Grid problems now the biggest turnoff for renewable energy investment in Australia

Australia’s complex tangle of electricity grid connection, congestion and system strength issues is quickly becoming a major barrier to the next big wave of renewable energy investment, a panel of industry insiders has warned.

In a webinar hosted by the Clean Energy Council on Tuesday afternoon, panellists ranging from CEFC CEO Ian Learmonth to Octopus Investments managing director Sam Reynolds said increasing uncertainty around connection and commissioning of large-scale solar and wind energy projects were acting as a major dampener on new investment in the sector.

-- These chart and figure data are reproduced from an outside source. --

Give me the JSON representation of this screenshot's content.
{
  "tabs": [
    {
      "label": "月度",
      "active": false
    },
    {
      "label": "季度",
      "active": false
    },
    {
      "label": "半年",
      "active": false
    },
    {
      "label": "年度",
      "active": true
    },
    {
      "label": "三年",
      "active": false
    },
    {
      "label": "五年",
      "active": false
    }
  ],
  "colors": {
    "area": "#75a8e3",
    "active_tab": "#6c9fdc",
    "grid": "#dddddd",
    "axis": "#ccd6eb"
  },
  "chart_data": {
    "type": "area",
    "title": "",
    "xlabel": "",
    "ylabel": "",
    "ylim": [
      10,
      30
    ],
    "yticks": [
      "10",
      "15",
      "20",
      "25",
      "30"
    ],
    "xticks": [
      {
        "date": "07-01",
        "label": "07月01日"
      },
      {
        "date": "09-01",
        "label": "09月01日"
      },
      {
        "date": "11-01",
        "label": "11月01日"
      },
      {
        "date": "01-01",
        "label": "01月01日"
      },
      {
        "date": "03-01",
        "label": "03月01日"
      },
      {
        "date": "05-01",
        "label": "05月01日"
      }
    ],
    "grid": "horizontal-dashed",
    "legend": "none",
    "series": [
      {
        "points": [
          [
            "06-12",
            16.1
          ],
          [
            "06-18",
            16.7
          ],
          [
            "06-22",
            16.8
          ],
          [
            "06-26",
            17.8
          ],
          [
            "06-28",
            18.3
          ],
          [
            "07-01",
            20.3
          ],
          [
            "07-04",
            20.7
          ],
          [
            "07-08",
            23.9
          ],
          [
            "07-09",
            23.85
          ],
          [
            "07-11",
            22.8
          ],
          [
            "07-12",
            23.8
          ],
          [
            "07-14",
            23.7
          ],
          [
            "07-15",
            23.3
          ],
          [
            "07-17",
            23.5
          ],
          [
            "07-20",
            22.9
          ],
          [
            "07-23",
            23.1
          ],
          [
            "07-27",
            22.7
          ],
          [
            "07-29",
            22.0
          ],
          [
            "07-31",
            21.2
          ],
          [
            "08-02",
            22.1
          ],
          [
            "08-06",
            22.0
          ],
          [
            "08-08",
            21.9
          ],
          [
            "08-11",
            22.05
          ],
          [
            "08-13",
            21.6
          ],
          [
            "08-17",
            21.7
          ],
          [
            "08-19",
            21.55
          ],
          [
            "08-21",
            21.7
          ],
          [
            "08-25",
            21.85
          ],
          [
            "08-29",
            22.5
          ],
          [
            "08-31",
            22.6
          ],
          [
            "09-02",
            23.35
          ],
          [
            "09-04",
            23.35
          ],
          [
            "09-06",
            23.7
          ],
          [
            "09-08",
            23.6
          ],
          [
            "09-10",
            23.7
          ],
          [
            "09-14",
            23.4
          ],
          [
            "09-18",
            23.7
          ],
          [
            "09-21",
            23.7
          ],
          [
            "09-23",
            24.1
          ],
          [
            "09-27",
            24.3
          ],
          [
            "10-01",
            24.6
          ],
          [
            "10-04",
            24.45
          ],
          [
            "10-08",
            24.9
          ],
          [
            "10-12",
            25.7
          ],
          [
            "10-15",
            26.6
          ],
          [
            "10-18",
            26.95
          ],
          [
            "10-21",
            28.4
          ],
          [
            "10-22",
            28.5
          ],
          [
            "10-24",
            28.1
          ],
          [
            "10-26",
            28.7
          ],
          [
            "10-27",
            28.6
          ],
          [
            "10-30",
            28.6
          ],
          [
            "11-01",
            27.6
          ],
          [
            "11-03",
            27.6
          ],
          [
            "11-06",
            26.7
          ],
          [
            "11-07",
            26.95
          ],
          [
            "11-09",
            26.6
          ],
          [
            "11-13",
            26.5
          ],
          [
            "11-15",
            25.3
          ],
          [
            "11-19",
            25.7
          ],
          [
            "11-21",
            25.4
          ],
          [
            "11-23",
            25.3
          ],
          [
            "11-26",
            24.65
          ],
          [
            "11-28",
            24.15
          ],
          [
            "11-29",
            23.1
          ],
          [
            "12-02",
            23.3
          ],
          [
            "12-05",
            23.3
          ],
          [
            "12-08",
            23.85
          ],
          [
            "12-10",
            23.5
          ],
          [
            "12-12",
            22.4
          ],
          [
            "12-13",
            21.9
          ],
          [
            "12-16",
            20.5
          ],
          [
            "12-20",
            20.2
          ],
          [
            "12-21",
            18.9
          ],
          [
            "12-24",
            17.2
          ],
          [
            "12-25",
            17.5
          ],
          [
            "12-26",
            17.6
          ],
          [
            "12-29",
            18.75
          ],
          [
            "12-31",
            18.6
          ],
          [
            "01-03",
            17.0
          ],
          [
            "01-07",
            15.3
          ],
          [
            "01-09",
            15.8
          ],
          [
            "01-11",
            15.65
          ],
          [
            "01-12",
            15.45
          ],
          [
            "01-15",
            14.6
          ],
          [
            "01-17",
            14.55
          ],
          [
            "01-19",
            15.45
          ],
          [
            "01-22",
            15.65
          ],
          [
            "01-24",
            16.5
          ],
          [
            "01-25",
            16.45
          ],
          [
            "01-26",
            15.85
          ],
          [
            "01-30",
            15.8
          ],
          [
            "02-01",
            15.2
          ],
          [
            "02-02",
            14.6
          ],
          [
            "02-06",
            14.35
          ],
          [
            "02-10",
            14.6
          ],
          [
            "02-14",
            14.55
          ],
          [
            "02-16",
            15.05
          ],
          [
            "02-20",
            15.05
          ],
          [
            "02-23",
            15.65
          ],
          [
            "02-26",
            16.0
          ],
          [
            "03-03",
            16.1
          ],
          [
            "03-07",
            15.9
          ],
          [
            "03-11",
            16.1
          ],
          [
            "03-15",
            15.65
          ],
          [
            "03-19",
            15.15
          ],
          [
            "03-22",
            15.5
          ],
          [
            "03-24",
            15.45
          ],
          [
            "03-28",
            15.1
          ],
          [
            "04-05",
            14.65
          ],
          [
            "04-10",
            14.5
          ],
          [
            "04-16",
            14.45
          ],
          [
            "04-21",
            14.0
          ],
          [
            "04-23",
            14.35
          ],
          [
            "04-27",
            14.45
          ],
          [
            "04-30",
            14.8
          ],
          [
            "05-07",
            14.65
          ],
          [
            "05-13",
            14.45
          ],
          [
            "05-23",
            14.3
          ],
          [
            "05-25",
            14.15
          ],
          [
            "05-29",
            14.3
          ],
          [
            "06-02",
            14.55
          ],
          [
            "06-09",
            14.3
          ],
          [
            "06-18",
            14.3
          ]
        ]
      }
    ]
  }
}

The webinar, which featured a keynote address from the head of the Macquarie-owned Green Investment Group, Mark Dooley, heard about the “tremendous opportunity” for investment in the renewable energy sector as development ramps up to meet Paris climate targets.

“We’ve got to build 1.6 times the existing generation fleet between now and 2050,” Dooley said. “In terms of volume of investment, you can see [in the chart below] it’s $US10.3 trillion needs to happen through these next three decades.”

To attract its share in these trillions, Australia will have to convince investors it can provide what Dooley describes as “enabling grid infrastructure” – that is, a network that can be relied upon to support and export new renewable energy generation, once it is built.

Currently, however, this crucial piece of the renewables investment puzzle is letting the side down. Just this week, another nine large-scale solar farms in North Queensland with a total capacity of more than 712MW were warned that their output could be cut to zero under certain circumstances due to emerging “system strength” issues in that part of the state.

Similarly, five solar farms in Victoria and NSW had their output reduced by half for more than seven months after detailed modelling identified potential “voltage” issues in the West Murray region of the grid – an issue that was finally resolved in April.

And earlier this month, Victoria’s big Dundonnell wind farm was told it would not be able to reach full commissioning under its anticipated timeline because of new issues identified in its part of the grid. The owner, Tilt Renewables, has now flagged a significant fall in revenue and profits because of the delay.

For future investors and developers, the problem is firmly on the radar. “In Australia, grid risk is key,” said Reynolds, whose Octopus Investments launched in Australia in 2018 and made its first move with the 333MW Darlington Point solar farm Griffith in NSW in early 2019 – the Group’s 161st solar project, all told.

“For us, grid risk is even more important than PPAs. …You have to try and price in congestion, curtailment, and then connection risk.

“We know more about synchronous condensers than we probably ever did, or maybe even ever wanted to, we now have two in Australia. So they’re some of the challenges.”

Angela Karl, a partner at the Queensland government-owned investment group QIC, said Australia had already seen a significant reduction in investment in large-scale renewables due to number a factors including connection and commissioning uncertainty and delays and curtailments.

“What the ongoing, almost rolling curtailments are doing to equity investor appetite is just increasing the risk associated with those investments. So the first outcome of that is the higher cost of capital, which ultimately flows through to a higher cost of energy for consumers,” Karl said.

A key part in reinvigorating the interest of institutional investors, Karl said, would be to re-establish some form of connection and commissioning certainty, including “a greater obligation or stronger partnership with the …distribution companies to ensure deliverability of connection services.”

“There is a huge amount of capital out there that could be available to invest in the Australian energy sector and our transition to a low carbon energy market… It’s all about reducing the risk and increasing the certainty of cash flow,” she said.

“If we want to continue to encourage the lowest-cost infrastructure money into the sector, which brings LCOEs (levelised cost of energy) down, then I think there’s a view that some of these risk signals around the grid, in particular, need to be dampened in order to bring that low-cost capital in,” said Andrew Smith, the global head of energy at NAB.